The Center’s political arm will leverage Vermont’s advances in health care reform with the goal of achieving greater health care, especially in rural and underserved communities. Research that has shown promising results in urban areas will be tested in rural settings where people are located further away from their health providers.
“UVM and UVM Medical Center have an important leadership role in the delivery of care in our region and the conversation about making quality care more accessible to society,” said Patricia Prelock, UVM Provost and Senior Vice President.
The Osher Center will report to Prelock, who is also a former dean of UVM’s College of Nursing and Health Sciences and an internationally recognized researcher in the study of autism spectrum disorders. In addition to Porter’s appointment as center director, the center’s management team includes Cara Feldman-Hunt, associate director; Kim Dittus, M.D., medical director of oncology support services; and Karen Westervelt, Ph.D., education program manager.
The Osher Center will include practitioners, faculty members, researchers and students from UVM’s College of Nursing and Health Sciences and Larner College of Medicine. And it will serve the patient populations and clinics of UVM Medical Center, UVM Cancer Center and the entire UVM Health Network. Together, patient care, research, and education under the UVM umbrella extend beyond Vermont’s borders to New York and other New England states.
“The Osher Center represents a rare and important opportunity to come together as ‘One UVM’ in the interest of people in our immediate community and throughout Vermont,” Prelock said. “It will showcase UVM at its best – building a healthier society.”
Plans for the new center include facilities at Burlington’s main campus and at UVM Medical Center’s offices in South Burlington.
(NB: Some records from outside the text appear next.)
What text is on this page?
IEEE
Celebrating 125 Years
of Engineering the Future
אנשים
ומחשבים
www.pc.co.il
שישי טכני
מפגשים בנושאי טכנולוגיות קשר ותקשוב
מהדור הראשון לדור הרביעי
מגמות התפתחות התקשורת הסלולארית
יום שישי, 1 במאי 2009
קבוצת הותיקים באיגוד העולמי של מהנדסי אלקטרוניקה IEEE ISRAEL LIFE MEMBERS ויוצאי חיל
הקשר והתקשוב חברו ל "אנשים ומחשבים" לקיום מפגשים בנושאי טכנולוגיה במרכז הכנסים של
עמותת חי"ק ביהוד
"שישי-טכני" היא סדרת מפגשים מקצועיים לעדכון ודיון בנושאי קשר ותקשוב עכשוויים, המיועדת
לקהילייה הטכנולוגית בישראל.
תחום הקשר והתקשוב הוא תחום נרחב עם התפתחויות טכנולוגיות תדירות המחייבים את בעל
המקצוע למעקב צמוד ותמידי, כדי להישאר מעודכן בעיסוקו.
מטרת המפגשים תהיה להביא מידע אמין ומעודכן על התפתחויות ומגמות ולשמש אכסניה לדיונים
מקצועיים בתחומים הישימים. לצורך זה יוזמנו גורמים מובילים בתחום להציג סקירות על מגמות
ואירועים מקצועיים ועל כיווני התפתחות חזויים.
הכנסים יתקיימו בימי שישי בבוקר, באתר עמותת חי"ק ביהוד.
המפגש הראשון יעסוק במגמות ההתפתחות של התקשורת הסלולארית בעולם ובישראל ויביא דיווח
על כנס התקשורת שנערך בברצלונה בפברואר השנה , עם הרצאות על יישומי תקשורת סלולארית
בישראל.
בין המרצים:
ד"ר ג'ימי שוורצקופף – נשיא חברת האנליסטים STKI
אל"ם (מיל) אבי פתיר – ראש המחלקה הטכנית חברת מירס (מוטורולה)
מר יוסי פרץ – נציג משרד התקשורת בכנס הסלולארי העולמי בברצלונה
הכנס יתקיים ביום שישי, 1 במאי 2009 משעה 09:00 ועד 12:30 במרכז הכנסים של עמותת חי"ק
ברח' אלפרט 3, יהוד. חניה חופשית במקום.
The center is expected to be launched later this year.
Since 1791, the University of Vermont has worked to bring humanity forward. UVM’s strengths correspond to the most urgent needs of our time: the health of our society and the health of our environment. Our size – large enough to offer a breadth of ideas, resources and opportunities, yet intimate enough to enable close faculty-student mentorship across all levels of study – allows us to pursue these interrelated issues through interdisciplinary research and collaboration . Giving our students a unique educational experience and ensuring their success is at the heart of what we do. As one of the nation’s first land subsidy universities, UVM promotes Vermont and the wider community through the discovery and application of new knowledge.
“UVM” is an abbreviation of the Latin Universitas Viridis Montis (in English, University of the Green Mountains).